To find \( f_y \), treat \( x \) as a constant: \( f_y = 2x^3 y \).
Second Derivatives and Mixed Derivatives
Just like in normal calculus, you can differentiate again!
\( f_{xx} \): Differentiate \( f_x \) again with respect to \( x \).
\( f_{yy} \): Differentiate \( f_y \) again with respect to \( y \).
Mixed Derivatives (\( f_{xy} \) and \( f_{yx} \)): This means differentiating with respect to one variable and then the other.
The Mixed Derivative Theorem: For the functions you'll meet in this course, the order doesn't matter! \( f_{xy} = f_{yx} \). If you calculate both and they are different, it's a great way to spot a mistake!
Key Takeaway: Partial differentiation is "freezing" one variable to see how the height changes as you move in the direction of the other variable.
4. Stationary Points
On a 2-D curve, a stationary point is where the gradient is zero. On a 3-D surface, a stationary point is where the surface is flat in all directions. This happens when both first partial derivatives are zero:
\( f_x = 0 \) AND \( f_y = 0 \)
There are three main types of stationary points:
- Local Maximum: A peak.
- Local Minimum: A valley floor.
- Saddle Point: A point that looks like a maximum from one direction but a minimum from another (like the center of a pringle or a horse's saddle).
Key Takeaway: To find stationary points, solve the simultaneous equations \( f_x = 0 \) and \( f_y = 0 \).
5. Classifying Stationary Points (The Hessian Matrix)
In Stage 2, you need to be able to prove what kind of stationary point you've found. We use the Hessian Matrix, \( \mathbf{H} \):
\( \mathbf{H} = \begin{pmatrix} f_{xx} & f_{xy} \\ f_{yx} & f_{yy} \end{pmatrix} \)
The determinant of this matrix, \( |\mathbf{H}| = (f_{xx} \times f_{yy}) - (f_{xy})^2 \), tells us the nature of the point:
- If \( |\mathbf{H}| > 0 \): It is a definite "turning point."
- If \( f_{xx} > 0 \), it is a Local Minimum. (Think: positive = happy face/valley).
- If \( f_{xx} < 0 \), it is a Local Maximum. (Think: negative = sad face/peak).
- If \( |\mathbf{H}| < 0 \): It is a Saddle Point.
- If \( |\mathbf{H}| = 0 \): The test is inconclusive (it could be anything!).
Mnemonic: "Hessian helps highlight high and low."
Key Takeaway: Calculate the second derivatives, find the determinant of the Hessian, and check the sign of \( f_{xx} \) to classify your point.
6. Tangent Planes
Just as a 2-D curve has a tangent line, a 3-D surface has a tangent plane at any given point \( (a, b) \).
Analogy: Imagine placing a flat piece of cardboard so it just touches a football at one specific point. That cardboard represents the tangent plane.
To find the equation of the tangent plane at point \( (a, b, f(a, b)) \), use this formula:
\( z = f(a, b) + (x - a)f_x(a, b) + (y - b)f_y(a, b) \)
Step-by-Step Process:
- Find the height \( z \) at the point by calculating \( f(a, b) \).
- Calculate the partial derivatives \( f_x \) and \( f_y \).
- Plug the coordinates \( (a, b) \) into your derivatives to get numerical gradients.
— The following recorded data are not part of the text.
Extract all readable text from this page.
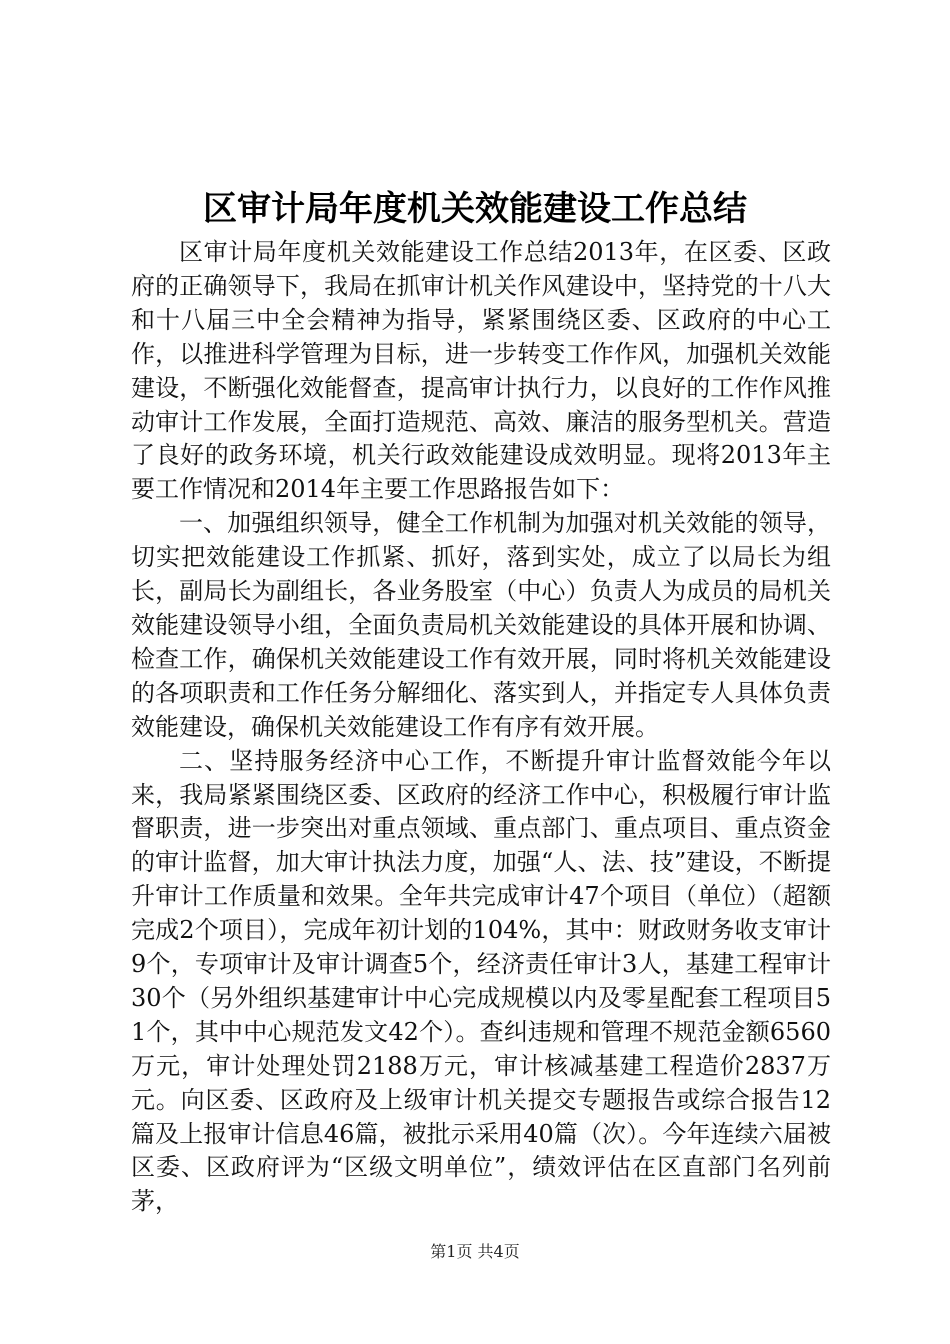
区审计局年度机关效能建设工作总结

区审计局年度机关效能建设工作总结2013年，在区委、区政府的正确领导下，我局在抓审计机关作风建设中，坚持党的十八大和十八届三中全会精神为指导，紧紧围绕区委、区政府的中心工作，以推进科学管理为目标，进一步转变工作作风，加强机关效能建设，不断强化效能督查，提高审计执行力，以良好的工作作风推动审计工作发展，全面打造规范、高效、廉洁的服务型机关。营造了良好的政务环境，机关行政效能建设成效明显。现将2013年主要工作情况和2014年主要工作思路报告如下：

一、加强组织领导，健全工作机制为加强对机关效能的领导，切实把效能建设工作抓紧、抓好，落到实处，成立了以局长为组长，副局长为副组长，各业务股室（中心）负责人为成员的局机关效能建设领导小组，全面负责局机关效能建设的具体开展和协调、检查工作，确保机关效能建设工作有效开展，同时将机关效能建设的各项职责和工作任务分解细化、落实到人，并指定专人具体负责效能建设，确保机关效能建设工作有序有效开展。

二、坚持服务经济中心工作，不断提升审计监督效能今年以来，我局紧紧围绕区委、区政府的经济工作中心，积极履行审计监督职责，进一步突出对重点领域、重点部门、重点项目、重点资金的审计监督，加大审计执法力度，加强“人、法、技”建设，不断提升审计工作质量和效果。全年共完成审计47个项目（单位）（超额完成2个项目），完成年初计划的104%，其中：财政财务收支审计9个，专项审计及审计调查5个，经济责任审计3人，基建工程审计30个（另外组织基建审计中心完成规模以内及零星配套工程项目51个，其中中心规范发文42个）。查纠违规和管理不规范金额6560万元，审计处理处罚2188万元，审计核减基建工程造价2837万元。向区委、区政府及上级审计机关提交专题报告或综合报告12篇及上报审计信息46篇，被批示采用40篇（次）。今年连续六届被区委、区政府评为“区级文明单位”，绩效评估在区直部门名列前茅，

第1页 共4页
- Substitute everything into the tangent plane formula.
Key Takeaway: The tangent plane formula is just a 3-D version of the straight-line equation \( y - y_1 = m(x - x_1) \).
Summary Checklist
- Can I distinguish between explicit (\( z=... \)) and implicit (\( g=... \)) surfaces?
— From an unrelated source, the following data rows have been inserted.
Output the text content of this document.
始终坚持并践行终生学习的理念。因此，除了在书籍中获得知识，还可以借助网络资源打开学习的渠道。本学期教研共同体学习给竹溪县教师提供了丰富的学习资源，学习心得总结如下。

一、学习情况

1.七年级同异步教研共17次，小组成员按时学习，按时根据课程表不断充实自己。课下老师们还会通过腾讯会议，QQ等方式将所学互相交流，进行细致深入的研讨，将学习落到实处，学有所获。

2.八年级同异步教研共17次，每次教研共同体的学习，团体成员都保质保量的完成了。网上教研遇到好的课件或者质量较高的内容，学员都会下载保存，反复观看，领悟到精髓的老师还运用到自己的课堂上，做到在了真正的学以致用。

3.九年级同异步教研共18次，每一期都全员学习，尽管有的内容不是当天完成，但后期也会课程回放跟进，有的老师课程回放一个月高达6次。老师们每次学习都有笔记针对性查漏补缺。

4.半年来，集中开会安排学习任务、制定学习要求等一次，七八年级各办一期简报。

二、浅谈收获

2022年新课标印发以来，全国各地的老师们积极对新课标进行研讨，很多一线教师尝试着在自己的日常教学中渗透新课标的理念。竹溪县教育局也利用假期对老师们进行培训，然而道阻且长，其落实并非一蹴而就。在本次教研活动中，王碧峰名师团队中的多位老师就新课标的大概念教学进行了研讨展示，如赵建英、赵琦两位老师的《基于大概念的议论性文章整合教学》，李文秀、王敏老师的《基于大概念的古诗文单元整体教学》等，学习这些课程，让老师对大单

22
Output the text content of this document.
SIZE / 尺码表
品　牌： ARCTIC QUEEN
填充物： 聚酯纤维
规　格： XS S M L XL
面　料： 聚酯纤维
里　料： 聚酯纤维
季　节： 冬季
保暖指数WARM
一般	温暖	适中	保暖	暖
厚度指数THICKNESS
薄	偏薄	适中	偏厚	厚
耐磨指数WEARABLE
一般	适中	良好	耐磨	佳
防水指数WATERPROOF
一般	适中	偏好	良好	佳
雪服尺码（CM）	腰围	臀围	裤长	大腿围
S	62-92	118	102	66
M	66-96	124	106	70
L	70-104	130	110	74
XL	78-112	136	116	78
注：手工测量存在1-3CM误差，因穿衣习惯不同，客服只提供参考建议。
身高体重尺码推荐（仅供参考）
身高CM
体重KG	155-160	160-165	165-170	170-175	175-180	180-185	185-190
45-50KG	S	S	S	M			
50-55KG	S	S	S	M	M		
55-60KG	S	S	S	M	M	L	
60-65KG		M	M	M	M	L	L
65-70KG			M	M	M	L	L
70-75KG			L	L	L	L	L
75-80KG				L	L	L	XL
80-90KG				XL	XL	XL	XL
- Do I understand that a contour is a horizontal slice (\( z=c \))?
- Can I perform partial differentiation while keeping one variable constant?
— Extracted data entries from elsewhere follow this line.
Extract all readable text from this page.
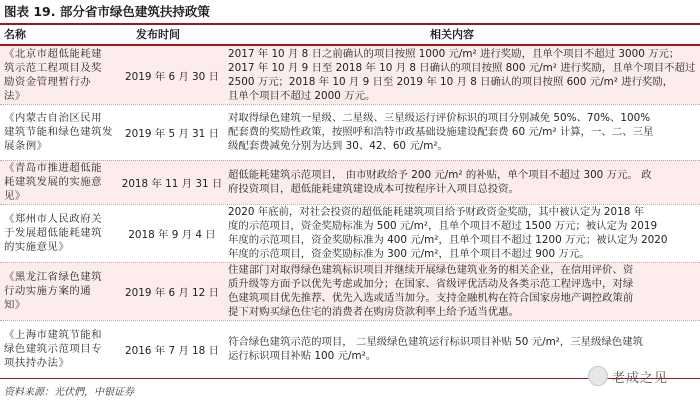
图表 19. 部分省市绿色建筑扶持政策
名称	发布时间	相关内容
《北京市超低能耗建
筑示范工程项目及奖
励资金管理暂行办
法》
2019 年 6 月 30 日
2017 年 10 月 8 日之前确认的项目按照 1000 元/m² 进行奖励，且单个项目不超过 3000 万元；
2017 年 10 月 9 日至 2018 年 10 月 8 日确认的项目按照 800 元/m² 进行奖励，且单个项目不超过
2500 万元；2018 年 10 月 9 日至 2019 年 10 月 8 日确认的项目按照 600 元/m² 进行奖励，
且单个项目不超过 2000 万元。
《内蒙古自治区民用
建筑节能和绿色建筑发
展条例》
2019 年 5 月 31 日
对取得绿色建筑一星级、二星级、三星级运行评价标识的项目分别减免 50%、70%、100%
配套费的奖励性政策，按照呼和浩特市政基础设施建设配套费 60 元/m² 计算，一、二、三星
级配套费减免分别为达到 30、42、60 元/m²。
《青岛市推进超低能
耗建筑发展的实施意
见》
2018 年 11 月 31 日
超低能耗建筑示范项目， 由市财政给予 200 元/m² 的补贴，单个项目不超过 300 万元。 政
府投资项目，超低能耗建筑建设成本可按程序计入项目总投资。
《郑州市人民政府关
于发展超低能耗建筑
的实施意见》
2018 年 9 月 4 日
2020 年底前，对社会投资的超低能耗建筑项目给予财政资金奖励，其中被认定为 2018 年
度的示范项目，资金奖励标准为 500 元/m²，且单个项目不超过 1500 万元；被认定为 2019
年度的示范项目，资金奖励标准为 400 元/m²，且单个项目不超过 1200 万元；被认定为 2020
年度的示范项目，资金奖励标准为 300 元/m²，且单个项目不超过 900 万元。
《黑龙江省绿色建筑
行动实施方案的通
知》
2019 年 6 月 12 日
住建部门对取得绿色建筑标识项目并继续开展绿色建筑业务的相关企业，在信用评价、资
质升级等方面予以优先考虑或加分；在国家、省级评优活动及各类示范工程评选中，对绿
色建筑项目优先推荐、优先入选或适当加分。支持金融机构在符合国家房地产调控政策前
提下对购买绿色住宅的消费者在购房贷款利率上给予适当优惠。
《上海市建筑节能和
绿色建筑示范项目专
项扶持办法》
2016 年 7 月 18 日
符合绿色建筑示范的项目， 二星级绿色建筑运行标识项目补贴 50 元/m²，三星级绿色建筑
运行标识项目补贴 100 元/m²。
资料来源：光伏們，中银证券
老成之见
- Do I remember that \( f_{xy} = f_{yx} \)?
- Can I find stationary points by setting \( f_x = 0 \) and \( f_y = 0 \)?
- Can I use the Hessian determinant to classify points as maxima, minima, or saddle points?
- Can I construct the equation of a tangent plane at a specific point?
Keep practicing! Partial differentiation is very logical once you get used to "ignoring" one variable at a time. You've got this!